When the dog becomes a less prominent character and two humans are introduced, completely out of nowhere, and ruin the story. There are some embarrassingly bad scenes following the addition of the non-infected, and the action slows, grows, and then completely dies in a ball of stupid and meaninglessness. The story is yet again plagued by the idiotic notion that a science fiction story needs to, at some point, compete with God. This humble reviewer is not an atheist, mind you, I am just of the opinion that bringing God into a movie over the course of two lines of dialog is incredibly moot. Furthering this bad mistake was the idea that “everything happens for a reason,” which worked great for the movie Signs because that entire film was an allegory for a man’s loss of faith. This movie was telling a different story and they decided to leave it at the end for something far more dumb and done.

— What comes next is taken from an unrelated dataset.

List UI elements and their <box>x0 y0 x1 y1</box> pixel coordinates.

The action was consistently good, with a handicam author that finally knew how to keep things in focus enough that it was more of a tool than a distraction. The scares were exciting, and while they were still resorting to cat scares, they were much more primal and ferocious than the silly things horror movies in general try to pull. You did not see the scares coming. That makes it effective. The direction of Francis Lawrence was generally powerful, sometimes heart breaking, and the editing between the scenes of “flashbacks” and modern time, getting inside Neville’s head, were very potently placed. Any time when the monsters were attacking created a feeling of dread and excitement, and the direction of the creatures was well maintained throughout the scenes of action. Their movements were animalistic, but with a primal edge of stalking prey that allowed the audience to feel fear right along side of Smith. The special effects were even far more decent than a lot of reviews will admit, and worked for the film, not nearly as against it as some trailers will make it seem.

Over all though, not enough of the action was between Neville and the Mutants. Too much of it focused on his day-to-day life. It painted a great character portrait that had no real development by the end, and anything that could be considered growth felt too written in to really count. Tacking on something that easy just makes the film out to be exactly what I’ve coined it: A Two Thirder.